?> Oakley Capital Investments analyst on real, resilient and growing NAV (LON:OCI) - DirectorsTalk

Oakley Capital Investments analyst on real, resilient and growing NAV (LON:OCI)

Oakley Capital Investments Limited (LON:OCI) is the topic of conversation when Hardman and Co’s Analyst Mark Thomas caught up with DirectorsTalk for an exclusive interview.

Q1: Your recent report on Oakley Capital Investments sits behind a disclaimer. What can you tell us about that?

A1: It is just the standard disclaimer that many investment companies have. In essence, for regulatory reasons, there are some countries (like the US) where the report should not be read. In the UK, private equity (PE) is not a simple asset class, and it should only be looked at by professional/qualified investors. Page 2 of the report gives all the details.

Q2: You called your recent piece, 1H’22: results prove NAV real, resilient and growing. What can you tell us about that?

A2: We believe a significant driver to the whole listed PE sector trading at a large discount to NAV is investors’ concerns about whether the NAVs are real and conservative, and whether they can grow.

For OCI, the detail in its latest results disclosure should, yet again, abate any of those worries.
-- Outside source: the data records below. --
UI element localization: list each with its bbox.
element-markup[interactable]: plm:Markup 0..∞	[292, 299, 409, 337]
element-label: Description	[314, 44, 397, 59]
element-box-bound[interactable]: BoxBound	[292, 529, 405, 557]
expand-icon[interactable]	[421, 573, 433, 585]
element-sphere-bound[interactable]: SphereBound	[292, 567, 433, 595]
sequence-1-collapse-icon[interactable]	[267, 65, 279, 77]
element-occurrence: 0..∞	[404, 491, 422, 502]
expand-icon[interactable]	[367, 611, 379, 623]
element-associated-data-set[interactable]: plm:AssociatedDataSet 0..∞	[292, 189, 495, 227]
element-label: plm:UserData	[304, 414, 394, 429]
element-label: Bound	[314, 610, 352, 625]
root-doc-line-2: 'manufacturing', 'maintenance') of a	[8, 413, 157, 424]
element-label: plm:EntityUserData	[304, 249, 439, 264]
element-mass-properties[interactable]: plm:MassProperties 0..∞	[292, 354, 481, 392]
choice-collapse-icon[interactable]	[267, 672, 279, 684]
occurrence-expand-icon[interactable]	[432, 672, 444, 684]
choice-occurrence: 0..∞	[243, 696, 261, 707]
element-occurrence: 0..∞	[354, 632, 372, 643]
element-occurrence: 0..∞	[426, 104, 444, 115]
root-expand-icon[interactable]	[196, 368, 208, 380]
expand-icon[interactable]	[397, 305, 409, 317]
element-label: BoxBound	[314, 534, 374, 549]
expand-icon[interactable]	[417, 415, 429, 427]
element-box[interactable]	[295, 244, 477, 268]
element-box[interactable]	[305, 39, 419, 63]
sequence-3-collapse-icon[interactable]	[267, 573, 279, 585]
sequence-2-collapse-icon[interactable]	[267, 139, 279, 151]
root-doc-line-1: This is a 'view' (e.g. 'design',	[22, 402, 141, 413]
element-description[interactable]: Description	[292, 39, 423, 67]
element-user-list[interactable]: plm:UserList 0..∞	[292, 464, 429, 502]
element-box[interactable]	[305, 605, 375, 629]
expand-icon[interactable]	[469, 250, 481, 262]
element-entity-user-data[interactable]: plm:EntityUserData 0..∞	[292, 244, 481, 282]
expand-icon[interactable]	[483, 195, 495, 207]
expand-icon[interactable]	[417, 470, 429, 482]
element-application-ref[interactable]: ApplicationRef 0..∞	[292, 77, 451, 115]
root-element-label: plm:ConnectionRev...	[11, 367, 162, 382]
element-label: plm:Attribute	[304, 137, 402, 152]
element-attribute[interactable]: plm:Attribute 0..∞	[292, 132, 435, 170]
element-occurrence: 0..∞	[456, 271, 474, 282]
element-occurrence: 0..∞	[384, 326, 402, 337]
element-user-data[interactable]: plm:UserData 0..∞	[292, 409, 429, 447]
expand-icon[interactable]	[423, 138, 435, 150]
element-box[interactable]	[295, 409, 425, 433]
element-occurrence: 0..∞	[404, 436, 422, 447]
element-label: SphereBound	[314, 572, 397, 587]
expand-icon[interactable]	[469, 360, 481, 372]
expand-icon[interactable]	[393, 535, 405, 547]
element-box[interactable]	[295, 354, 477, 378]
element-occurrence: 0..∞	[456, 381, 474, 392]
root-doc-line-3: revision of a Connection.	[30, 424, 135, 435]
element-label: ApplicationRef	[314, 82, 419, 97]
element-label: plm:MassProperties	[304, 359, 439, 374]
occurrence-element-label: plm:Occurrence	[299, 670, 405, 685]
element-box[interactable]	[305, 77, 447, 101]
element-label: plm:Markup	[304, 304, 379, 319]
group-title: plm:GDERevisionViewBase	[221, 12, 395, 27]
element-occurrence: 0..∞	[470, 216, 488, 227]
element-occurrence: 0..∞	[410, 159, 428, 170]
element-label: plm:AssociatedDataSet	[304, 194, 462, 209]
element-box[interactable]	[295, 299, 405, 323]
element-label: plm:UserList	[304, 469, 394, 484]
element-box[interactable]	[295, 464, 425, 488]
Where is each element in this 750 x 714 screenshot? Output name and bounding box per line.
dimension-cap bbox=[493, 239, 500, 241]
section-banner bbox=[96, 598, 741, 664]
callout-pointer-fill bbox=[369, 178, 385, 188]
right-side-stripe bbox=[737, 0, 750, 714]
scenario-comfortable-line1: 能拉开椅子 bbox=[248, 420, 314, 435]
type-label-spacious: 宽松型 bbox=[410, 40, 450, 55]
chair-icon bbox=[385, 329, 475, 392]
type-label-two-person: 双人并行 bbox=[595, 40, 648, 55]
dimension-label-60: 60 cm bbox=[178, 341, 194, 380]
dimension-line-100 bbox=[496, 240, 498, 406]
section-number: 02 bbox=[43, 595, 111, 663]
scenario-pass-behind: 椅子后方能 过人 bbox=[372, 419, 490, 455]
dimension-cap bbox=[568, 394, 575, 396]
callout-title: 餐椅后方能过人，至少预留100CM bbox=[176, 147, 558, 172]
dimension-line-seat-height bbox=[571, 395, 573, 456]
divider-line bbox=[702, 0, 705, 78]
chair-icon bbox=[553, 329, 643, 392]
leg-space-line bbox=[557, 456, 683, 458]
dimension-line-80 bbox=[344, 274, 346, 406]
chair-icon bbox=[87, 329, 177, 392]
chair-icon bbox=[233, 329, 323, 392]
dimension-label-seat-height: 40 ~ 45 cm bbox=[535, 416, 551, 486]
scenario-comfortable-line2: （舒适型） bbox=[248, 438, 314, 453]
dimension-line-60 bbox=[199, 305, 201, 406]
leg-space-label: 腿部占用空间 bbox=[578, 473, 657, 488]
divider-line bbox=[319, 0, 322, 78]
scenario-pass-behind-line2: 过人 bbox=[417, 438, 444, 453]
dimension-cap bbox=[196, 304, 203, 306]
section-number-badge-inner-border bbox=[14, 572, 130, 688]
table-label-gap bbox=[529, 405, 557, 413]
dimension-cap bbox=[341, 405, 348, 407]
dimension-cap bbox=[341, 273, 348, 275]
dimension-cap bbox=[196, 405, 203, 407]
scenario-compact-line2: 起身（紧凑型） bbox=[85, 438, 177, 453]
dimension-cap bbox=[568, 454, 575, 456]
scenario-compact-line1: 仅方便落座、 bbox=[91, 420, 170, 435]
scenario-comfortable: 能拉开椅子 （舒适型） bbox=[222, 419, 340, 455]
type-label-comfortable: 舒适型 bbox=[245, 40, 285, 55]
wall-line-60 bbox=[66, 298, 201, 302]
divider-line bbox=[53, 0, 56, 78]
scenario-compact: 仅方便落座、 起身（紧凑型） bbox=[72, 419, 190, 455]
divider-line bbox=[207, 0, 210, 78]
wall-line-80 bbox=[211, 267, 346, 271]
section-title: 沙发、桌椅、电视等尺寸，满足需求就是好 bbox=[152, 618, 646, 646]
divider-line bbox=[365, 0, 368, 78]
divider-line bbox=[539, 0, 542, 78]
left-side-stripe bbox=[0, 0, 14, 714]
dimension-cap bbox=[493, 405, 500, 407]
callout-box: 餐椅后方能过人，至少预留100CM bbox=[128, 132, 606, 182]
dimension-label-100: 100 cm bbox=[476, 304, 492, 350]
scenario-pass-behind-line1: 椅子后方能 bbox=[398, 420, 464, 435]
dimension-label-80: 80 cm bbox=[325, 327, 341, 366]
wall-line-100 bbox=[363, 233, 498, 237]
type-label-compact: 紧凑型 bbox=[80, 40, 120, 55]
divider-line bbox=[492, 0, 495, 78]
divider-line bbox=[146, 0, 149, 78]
In particular, we highlight i) realisations, on average, 52% above carrying value, ii) 18% growth in investee company EBITDA (which accounts for around three quarters of NAV growth), iii) a PEG ratio of 0.8x,  iv) 93% of multiple expansion driven by exit uplifts, and v) average EV/EBITDA ratings below listed market levels, despite subsectors that attract high ratings.

The key point to remember is that Oakley adds value to companies in all economic environments, especially uncertain ones that it cannot get as standalone businesses.

Q3: Sounds to mean that it’s all about the results, perhaps you could give us a few key numbers?

A3: OCI had previously announced, in its July trading statement, the net asset value per share of 630p and the total NAV return per share of +17% since 31 December 2021. With the results, we learnt that the average portfolio company EBITDA growth was 18%, the average EV/EBITDA was up modestly, at 13.7x, or a PEG of 0.8x, the portfolio value increase was 72%, driven by EBITDA growth, and 28% by multiple expansion, 70% of portfolio companies deliver their products or services digitally, and debt/EBITDA has remained broadly stable, at 3.9x.

Q4: You say proving the current valuation is real is very important to investors and that OCI’s results did just that. How did they do it?

A4: The key points were i) firstly, realisations remaining above carrying value show that others are willing to pay more than the book value, ii) NAV growth is driven by investee company EBITDA growth, not multiple increases, iii) the PEG ratio of 0.8x is undemanding, and has been consistently so over time, iv) overall, the PE rating has been broadly stable over time, and well below current market ratings for growth sectors in which Oakley operates, v) there is a strong J curve effect, therefore, with ratings uplifts being seen only as exits approach, vi) there is no incentive for Oakley to inflate valuations, with performance fees only paid on exit.

It is only after all these factors that investors need to rely on the independent checks of auditors and the board oversight!

Q5: And resilience going forward in these very uncertain times?

A5: Understanding the EBITDA growth in underlying companies is core to understanding OCI’s resilience. It is focused in structural growth sectors with recurring income streams, where Oakley Capital provides active operational, strategic and financial support to its investee companies. OCI’s entrepreneurial-network, origination platform continues to grow, and its entrepreneurial ethos helps attract new deals. The inherent value created by Oakley Capital in its companies is then recognised by other (usually blue-chip, international, institutional investors) buyers who pay significant premiums above carrying values. The financial gearing has been very stable over the past five years, and OCI’s own liquidity and commitments are tightly controlled. Given that it is committed only to Oakley Funds (and Oakley management has direct control of its cashflows), its exposure appears to us very managed.

Q6: Your note also touched on the recent exit and re-investment deal?

A6: Yes – Oakley Capital Investments recently announced an exit from one fund and re-investment by another in Facile.it, and we thought investors might be interested to know why. We highlighted that investee companies can grow beyond Oakley’s core skill set, meaning that a new PE house may be better-placed to manage them, and so a new ownership structure may be appropriate. This change, which may also bring cost savings, needs to be put into the focus of the fixed lives of each  Oakley Fund, in addition to when investors in that fund can expect to get their money back, what may be left on the table by an early exit, and the information advantages Oakley has in knowing its companies. Each sale and investment is made on its own  merits, and we also highlighted how performance fees are only on returns and an early exit and re-investment only enhances Oakley’s aggregate fees if the overall performance justifies it.